In the wild, cotton is a perennial plant, meaning that the plant returns for the next year's growing season. However, in commercial cotton production, cotton is treated as an annual, meaning new plants are grown from seed each year. The plants can grow to be about six to 20 meters high, but are kept much shorter in cultivation. Cotton leaves are broad, with anywhere from three to seven lobes on each leaf.
Proper soil temperatures are one of the most important environmental elements to developing good cotton plants. Cotton plants thrive on very warm, moist soil. If the soil is too cool (lower than 65 degrees Fahrenheit), then the plants will not germinate or will germinate slowly. Additionally, if the soil is too dry, the plant expends a great deal of energy emerging, and this may damage seeding production, resulting in less fiber.

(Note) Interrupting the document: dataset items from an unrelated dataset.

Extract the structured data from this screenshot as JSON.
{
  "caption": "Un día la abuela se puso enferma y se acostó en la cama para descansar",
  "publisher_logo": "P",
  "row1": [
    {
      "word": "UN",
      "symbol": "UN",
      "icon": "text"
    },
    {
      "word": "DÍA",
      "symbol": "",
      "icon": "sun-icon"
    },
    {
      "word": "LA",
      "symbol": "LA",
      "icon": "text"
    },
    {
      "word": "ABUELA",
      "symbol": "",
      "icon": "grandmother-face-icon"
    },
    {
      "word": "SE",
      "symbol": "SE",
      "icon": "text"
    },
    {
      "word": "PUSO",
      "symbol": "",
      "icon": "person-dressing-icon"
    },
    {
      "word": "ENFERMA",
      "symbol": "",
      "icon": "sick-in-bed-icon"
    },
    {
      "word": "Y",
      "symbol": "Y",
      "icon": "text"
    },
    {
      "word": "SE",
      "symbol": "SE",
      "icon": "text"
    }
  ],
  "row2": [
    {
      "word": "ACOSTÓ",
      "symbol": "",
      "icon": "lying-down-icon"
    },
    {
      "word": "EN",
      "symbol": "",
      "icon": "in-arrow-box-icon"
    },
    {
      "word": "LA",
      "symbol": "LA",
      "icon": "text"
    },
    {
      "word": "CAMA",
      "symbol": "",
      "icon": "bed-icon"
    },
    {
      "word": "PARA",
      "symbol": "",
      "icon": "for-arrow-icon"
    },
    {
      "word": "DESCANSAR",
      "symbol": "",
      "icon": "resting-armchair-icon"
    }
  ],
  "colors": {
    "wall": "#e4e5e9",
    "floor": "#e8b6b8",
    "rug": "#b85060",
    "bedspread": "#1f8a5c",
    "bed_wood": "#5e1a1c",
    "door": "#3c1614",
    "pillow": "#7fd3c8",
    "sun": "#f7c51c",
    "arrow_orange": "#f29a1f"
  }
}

The life of a cotton plant is extremely important to its cultivation. One planted, cotton germinates in four to 14 days. Once the seedling matures into a full grown plant (after about two months), it develops buds. The bud blossoms into a white flower. Ideally, the white flower is pollinated the day that it blossoms, turning the blossom pink on the second day of its life, and then red, on the third day. About five to seven days after appearing, the pollinated flowers drop off to reveal the seed pod, or boll. The boll contains several seeds suspended in fibers. As the boll ripens, the outside turns brown. Then the pod splits and the fluffy fibers seep through the seams. It is these fibers that are harvested for cotton fabric production.
Typically, cotton is grown on large farms in tilled rows. Before planting in the spring, last year's cotton plants are threshed under. The ground is tilled into rows, and then a mechanical seeding machine sows the seed. The machine makes a hole for the seed, drops it in, and covers it up with soil.
Once the bolls ripen, they are harvested using one of two methods. Using a picker, the cotton fibers are plucked from the burr that holds them to the plant. Then the seeds are removed automatically. Some farmers prefer to use a stripper, which plucks the whole boll and pushes it into a conveyor.